Bir kişinin kendisine haram olan kadınlarla evlenmesinin hükmü ve cezası nedir?

Tarih: 13.02.2021 - 20:01 | Güncelleme:

Soru Detayı

- Bir kimsenin kendisine haram olan kadınlarla evlenmesinin haram olduğunu biliyoruz. Ancak buna rağmen bir kimse kendine haram olan biriyle evlenirse böyle bir durumda nikah fasit mi yoksa batıl mı olur?
- Bunu yapanlara hangi ceza verilir?.
- İmam Azam Ebu Hanife’ni, bir kişinin kendisine haram olan kadınlarla evlenmesine bakış açısı nasıl?
- Örneğin baldızı, kız kardeşi gibi. Bazıları İmam Azam’ın böylesine ceza uygulaması gerekmediğini söylediğini iddia edenler var. İslam hukukçularına göre böyle birisine verilecek ceza nedir?
- Ayrıca İmam Azama göre böylesine nasıl ceza verilir?
- Cinsel ilişkinin olup olmamasına göre hüküm ve ceza değişir mi?

Cevap

Değerli kardeşimiz,

Evlenilmesi haram olanlar çeşitli açılardan tasnif edilirler. Bunlardan bazılarıyla evlenmek ebedi olarak haram iken bazılarıyla evlenmenin haramlığı geçicidir; evlenmeye engel durum ortadan kalktığında evlenmek helal hale gelir. Örneğin kişinin kız kardeşiyle evlenmesi ebediyen haram iken; baldızıyla evlenmesi geçici haramdır.  

Bahsi geçen sorunun cevabının yanlış anlaşılmaması açısından, İslam ceza hukukundaki cezaların tasnifine kısaca temas etmekte fayda vardır.

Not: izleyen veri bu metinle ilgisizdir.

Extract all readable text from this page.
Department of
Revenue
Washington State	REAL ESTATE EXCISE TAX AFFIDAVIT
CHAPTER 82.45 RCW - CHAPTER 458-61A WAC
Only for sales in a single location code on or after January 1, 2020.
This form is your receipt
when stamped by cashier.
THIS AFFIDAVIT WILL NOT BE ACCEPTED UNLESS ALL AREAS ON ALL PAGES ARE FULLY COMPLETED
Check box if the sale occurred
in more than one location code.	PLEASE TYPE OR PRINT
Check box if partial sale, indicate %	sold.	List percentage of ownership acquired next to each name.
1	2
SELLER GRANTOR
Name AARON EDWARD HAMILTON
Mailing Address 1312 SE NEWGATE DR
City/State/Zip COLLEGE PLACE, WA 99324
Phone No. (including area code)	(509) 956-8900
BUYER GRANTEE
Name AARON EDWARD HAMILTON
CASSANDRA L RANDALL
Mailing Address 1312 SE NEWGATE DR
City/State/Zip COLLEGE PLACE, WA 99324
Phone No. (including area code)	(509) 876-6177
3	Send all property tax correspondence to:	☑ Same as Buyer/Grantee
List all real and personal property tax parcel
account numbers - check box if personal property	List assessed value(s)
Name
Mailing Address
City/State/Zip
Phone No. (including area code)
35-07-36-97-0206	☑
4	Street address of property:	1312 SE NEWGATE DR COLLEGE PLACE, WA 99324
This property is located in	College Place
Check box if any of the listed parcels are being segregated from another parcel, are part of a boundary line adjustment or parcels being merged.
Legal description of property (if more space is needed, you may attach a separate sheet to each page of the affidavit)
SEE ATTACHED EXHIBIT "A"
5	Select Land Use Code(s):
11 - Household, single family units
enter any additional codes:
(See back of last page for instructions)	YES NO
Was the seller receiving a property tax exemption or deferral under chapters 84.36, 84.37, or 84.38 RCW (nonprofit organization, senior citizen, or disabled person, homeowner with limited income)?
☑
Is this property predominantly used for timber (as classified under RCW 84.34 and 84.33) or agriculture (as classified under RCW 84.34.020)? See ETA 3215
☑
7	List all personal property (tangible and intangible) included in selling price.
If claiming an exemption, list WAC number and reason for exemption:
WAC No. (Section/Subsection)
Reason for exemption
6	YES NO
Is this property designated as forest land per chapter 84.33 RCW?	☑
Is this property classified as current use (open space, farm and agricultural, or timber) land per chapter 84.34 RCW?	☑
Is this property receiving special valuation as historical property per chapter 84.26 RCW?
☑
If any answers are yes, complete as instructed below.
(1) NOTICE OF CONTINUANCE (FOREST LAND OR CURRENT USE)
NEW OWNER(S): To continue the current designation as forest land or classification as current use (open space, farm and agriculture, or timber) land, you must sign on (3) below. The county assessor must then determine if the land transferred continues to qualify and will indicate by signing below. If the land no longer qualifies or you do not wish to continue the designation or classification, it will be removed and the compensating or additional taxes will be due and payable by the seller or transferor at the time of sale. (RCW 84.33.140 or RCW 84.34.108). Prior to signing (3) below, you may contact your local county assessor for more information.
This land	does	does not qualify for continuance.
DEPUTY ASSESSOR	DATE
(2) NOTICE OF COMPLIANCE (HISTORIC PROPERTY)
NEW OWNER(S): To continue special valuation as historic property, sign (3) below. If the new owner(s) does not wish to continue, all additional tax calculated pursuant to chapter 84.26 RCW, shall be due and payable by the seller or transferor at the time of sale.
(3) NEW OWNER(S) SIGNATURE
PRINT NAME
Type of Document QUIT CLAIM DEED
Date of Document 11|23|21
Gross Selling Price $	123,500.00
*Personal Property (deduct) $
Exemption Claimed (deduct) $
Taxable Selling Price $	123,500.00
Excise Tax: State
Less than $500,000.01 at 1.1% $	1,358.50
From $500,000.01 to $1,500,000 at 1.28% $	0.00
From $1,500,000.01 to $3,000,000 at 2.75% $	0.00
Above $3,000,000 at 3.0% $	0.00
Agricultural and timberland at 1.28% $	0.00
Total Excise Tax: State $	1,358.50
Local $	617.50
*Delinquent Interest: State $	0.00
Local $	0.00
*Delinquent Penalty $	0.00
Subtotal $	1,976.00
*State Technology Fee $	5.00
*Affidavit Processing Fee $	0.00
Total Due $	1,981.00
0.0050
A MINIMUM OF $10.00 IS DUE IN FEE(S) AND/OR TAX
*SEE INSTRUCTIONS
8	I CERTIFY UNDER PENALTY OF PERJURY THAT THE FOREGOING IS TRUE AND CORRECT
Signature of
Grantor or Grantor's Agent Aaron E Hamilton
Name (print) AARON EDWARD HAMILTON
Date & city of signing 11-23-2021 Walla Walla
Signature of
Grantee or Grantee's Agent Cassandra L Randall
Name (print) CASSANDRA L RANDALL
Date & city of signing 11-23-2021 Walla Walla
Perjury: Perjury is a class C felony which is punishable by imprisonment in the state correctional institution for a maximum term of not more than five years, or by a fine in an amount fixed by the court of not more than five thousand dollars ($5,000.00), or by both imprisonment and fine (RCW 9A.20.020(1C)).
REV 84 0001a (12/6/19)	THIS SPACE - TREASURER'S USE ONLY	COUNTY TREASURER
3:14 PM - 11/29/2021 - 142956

İslam ceza hukukunda Hanefi mezhebinin tasnifine göre cezalar hadler, kısas ve diyet, tazir olmak üzere üç gruptur. Fiil şeran yasaklanmış olmak kaydıyla veya bir emre muhalefet niteliği taşımak şartıyla, İslam ceza hukukundaki şartları da dikkate alınarak had veya kısas gerektirmese de tazir cezası verilebilmektedir.

Tazir cezaları hakimin takdirine veya devletin düzenleme yetkisine bırakılmış olan birtakım yaptırımlardır.  

Ebu Hanife’ye göre bir kimse mahremlerinden birisiyle veya baldızıyla evlense ve cinsel ilişkiye girmiş olsa, ona had cezası değil tazir cezası verilir; diğer fakihlere göre ise had cezası verilir. İmam-ı Azam Ebu Hanife böyle birisine haddi gerekli görmemiş olsa da tazir cezası verilmesi gerektiğini söylemiştir.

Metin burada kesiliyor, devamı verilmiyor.